WEDNESDAY, Oct. 5, 2016 (HealthDay News) — Adults who have experienced stress as children appear to have an increased risk of shorter telomeres, according to research published online Oct. 3 in the Proceedings of the National Academy of Sciences.
Eli Puterman, Ph.D., director of the Fitness, Aging & Stress Lab at the University of British Columbia in Vancouver, Canada, and colleagues analyzed saliva DNA samples from 4,598 people aged 50 and older who are participating in the U.S. Health and Retirement Study. The study participants had been asked about stressful events throughout their lives, both as children and adults. The researchers examined these events and compared them against the likelihood that a person would have short telomeres.

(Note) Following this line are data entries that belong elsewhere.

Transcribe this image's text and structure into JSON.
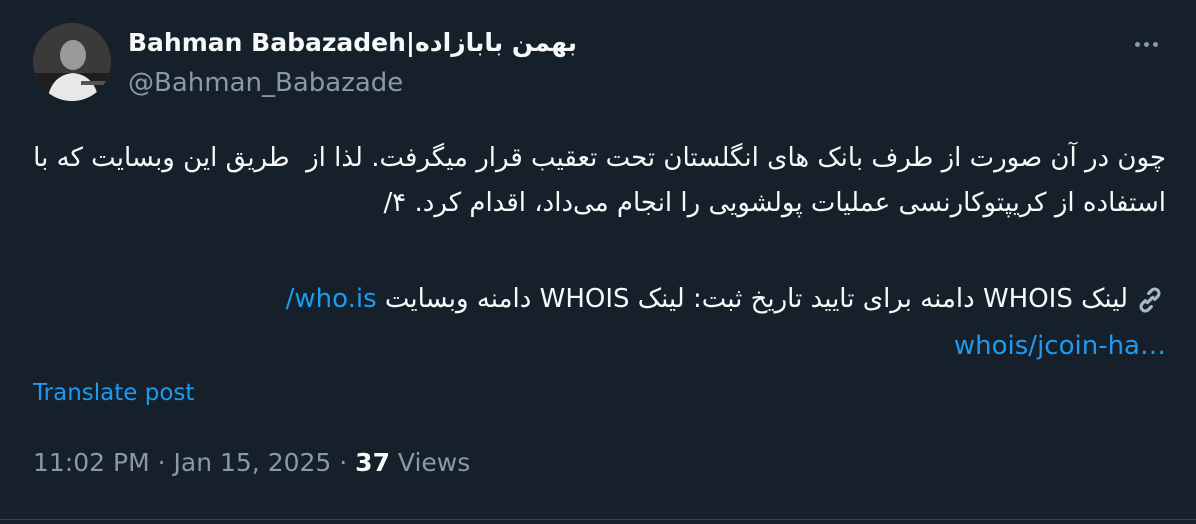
{
  "tweet": {
    "author_name": "Bahman Babazadeh|بهمن بابازاده",
    "handle": "@Bahman_Babazade",
    "body_text": "چون در آن صورت از طرف بانک های انگلستان تحت تعقیب قرار میگرفت. لذا از  طریق این وبسایت که با استفاده از کریپتوکارنسی عملیات پولشویی را انجام می‌داد، اقدام کرد. ۴/",
    "link_label": "لینک WHOIS دامنه برای تایید تاریخ ثبت: لینک  WHOIS دامنه وبسایت ",
    "link_url_part1": "who.is/",
    "link_url_part2": "whois/jcoin-ha…",
    "translate_label": "Translate post",
    "time": "11:02 PM",
    "date": "Jan 15, 2025",
    "views_count": "37",
    "views_label": "Views",
    "separator": "·"
  },
  "icons": {
    "more": "more-horizontal-icon",
    "link": "link-chain-icon"
  },
  "colors": {
    "background": "#15202b",
    "text": "#f7f9f9",
    "secondary": "#8b98a5",
    "link": "#1d9bf0"
  }
}
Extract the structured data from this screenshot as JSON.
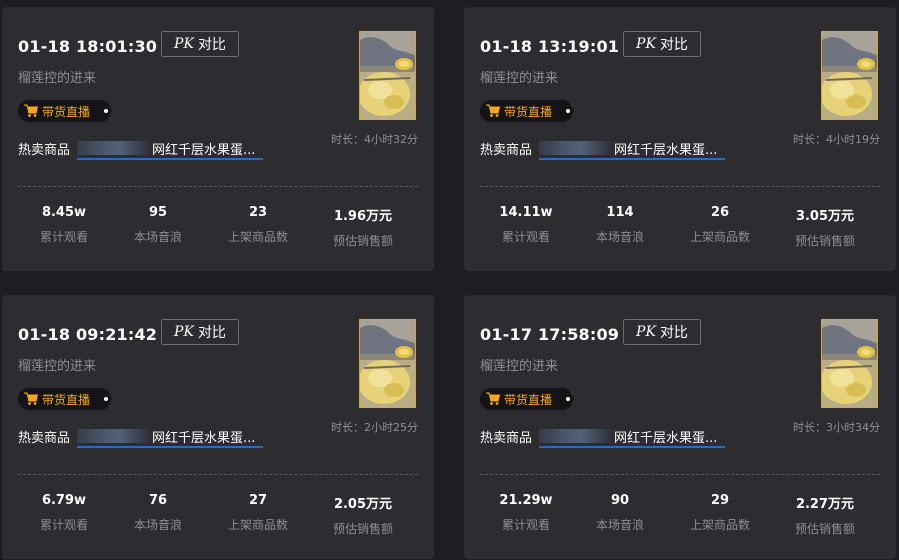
{
  "labels": {
    "pk_prefix": "PK",
    "pk_text": "对比",
    "badge": "带货直播",
    "hot": "热卖商品",
    "stat_viewers": "累计观看",
    "stat_gifts": "本场音浪",
    "stat_items": "上架商品数",
    "stat_sales": "预估销售额"
  },
  "colors": {
    "accent": "#f5a623",
    "link": "#2d6db8",
    "card_bg": "#2c2c31",
    "page_bg": "#1e1e22"
  },
  "cards": [
    {
      "time": "01-18 18:01:30",
      "subtitle": "榴莲控的进来",
      "product": "网红千层水果蛋...",
      "duration": "时长：4小时32分",
      "viewers": "8.45w",
      "gifts": "95",
      "items": "23",
      "sales": "1.96万元"
    },
    {
      "time": "01-18 13:19:01",
      "subtitle": "榴莲控的进来",
      "product": "网红千层水果蛋...",
      "duration": "时长：4小时19分",
      "viewers": "14.11w",
      "gifts": "114",
      "items": "26",
      "sales": "3.05万元"
    },
    {
      "time": "01-18 09:21:42",
      "subtitle": "榴莲控的进来",
      "product": "网红千层水果蛋...",
      "duration": "时长：2小时25分",
      "viewers": "6.79w",
      "gifts": "76",
      "items": "27",
      "sales": "2.05万元"
    },
    {
      "time": "01-17 17:58:09",
      "subtitle": "榴莲控的进来",
      "product": "网红千层水果蛋...",
      "duration": "时长：3小时34分",
      "viewers": "21.29w",
      "gifts": "90",
      "items": "29",
      "sales": "2.27万元"
    }
  ]
}
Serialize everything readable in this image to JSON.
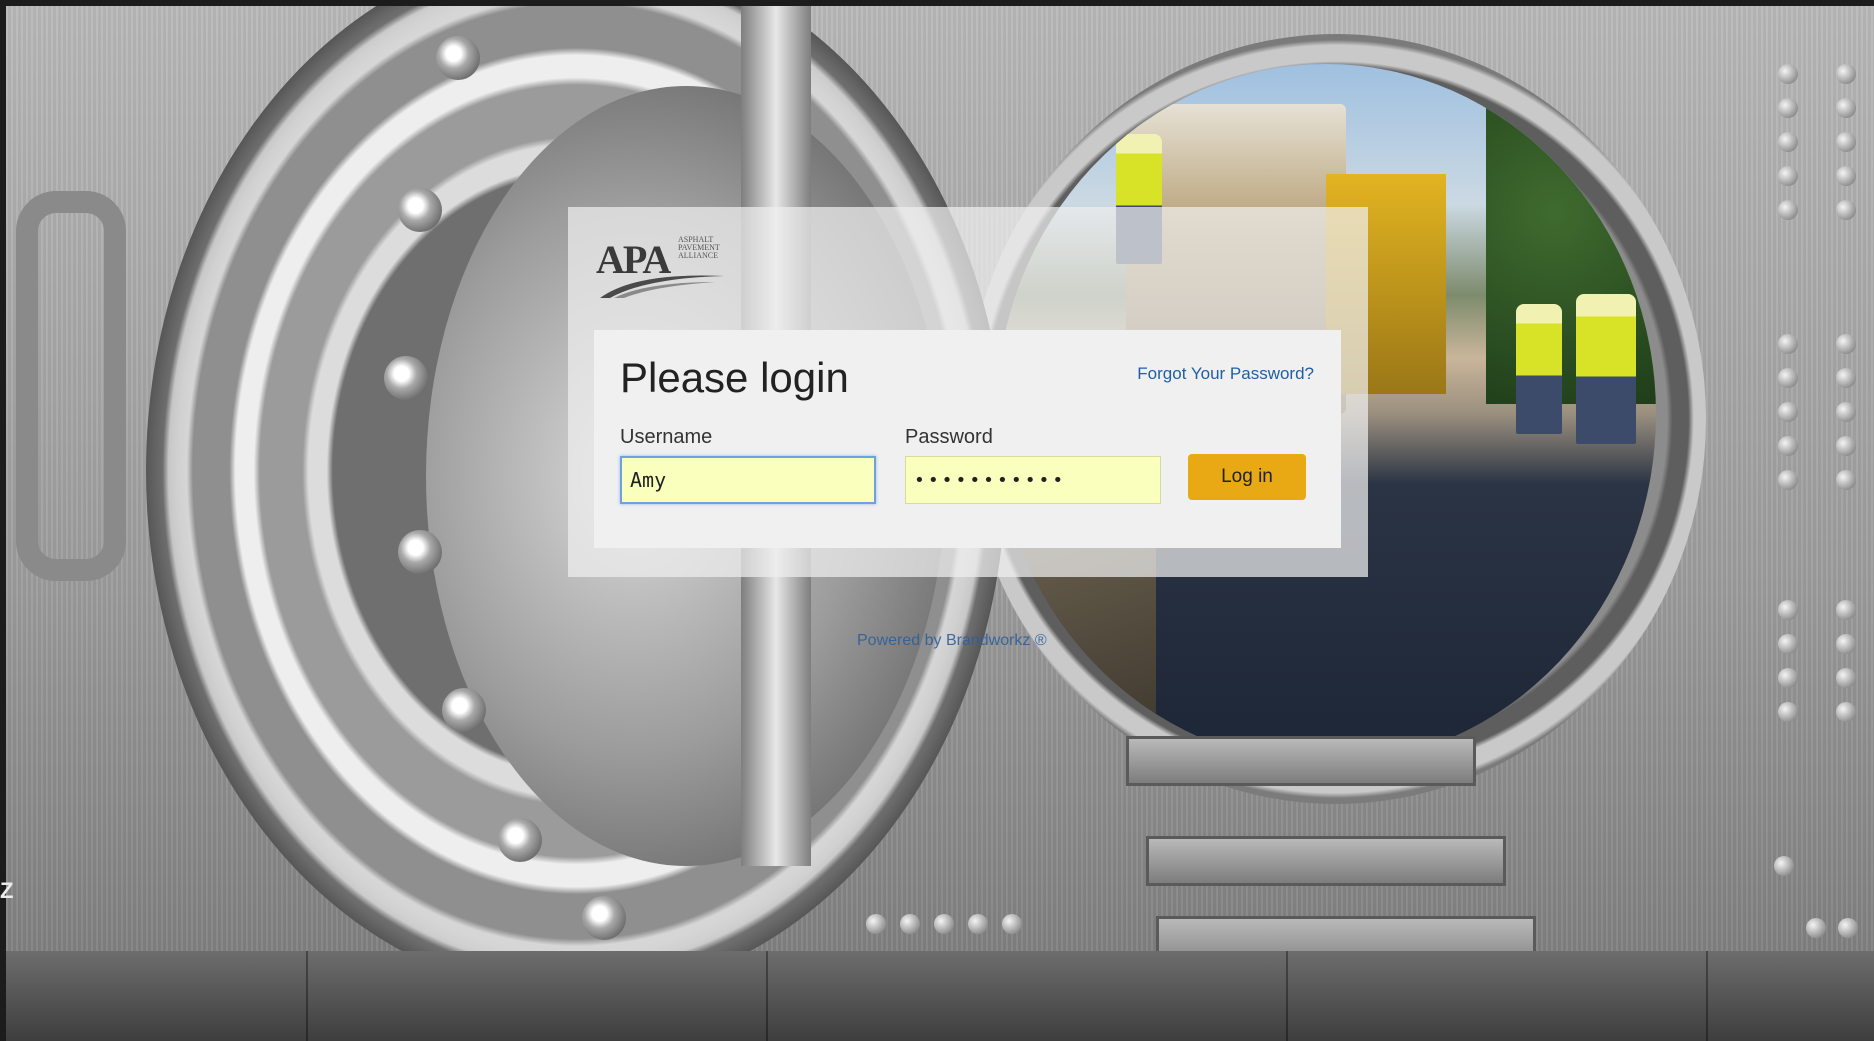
{
  "background": {
    "scene": "open bank vault door revealing road paving crew",
    "icons": [
      "vault-door-icon",
      "stairs-icon",
      "paving-crew-image"
    ]
  },
  "logo": {
    "text": "APA",
    "subtext": "ASPHALT PAVEMENT ALLIANCE"
  },
  "login": {
    "title": "Please login",
    "forgot_label": "Forgot Your Password?",
    "username_label": "Username",
    "username_value": "Amy",
    "password_label": "Password",
    "password_value": "•••••••••••",
    "login_button_label": "Log in"
  },
  "footer": {
    "powered_label": "Powered by Brandworkz ®"
  },
  "edge": {
    "letter": "Z"
  },
  "colors": {
    "accent_button": "#e8a915",
    "link": "#1f5fa6",
    "autofill": "#faffbd"
  }
}
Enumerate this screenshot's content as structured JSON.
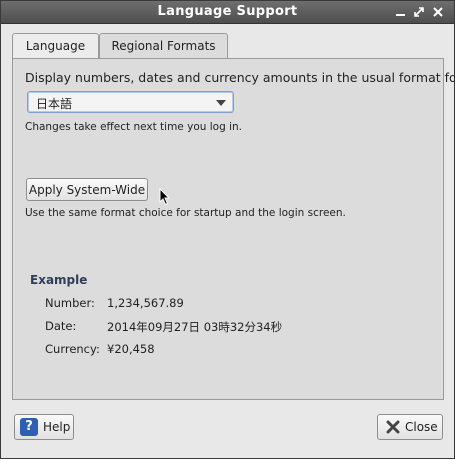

Overall, a person with a lifetime of stressful events had a slightly increased risk of shorter telomeres, even after the researchers accounted for other factors that affect cellular aging, such as smoking, education, income, age, weight, and medical history. The childhood events seemed to be driving the increased risk of rapid cellular aging, rather than stress endured in adulthood, Puterman told HealthDay. Each significant stressful event in a person’s childhood appeared to increase the risk of shorter telomeres by 11 percent.
These events can include drug or alcohol abuse by parents, physical abuse, trouble with the law, having to repeat a grade, or financial hardships in the family, according to the report. “We found those psychological or social types of stressors seem to be driving the effect the most in this particular study, more so than financial stressors,” Puterman said.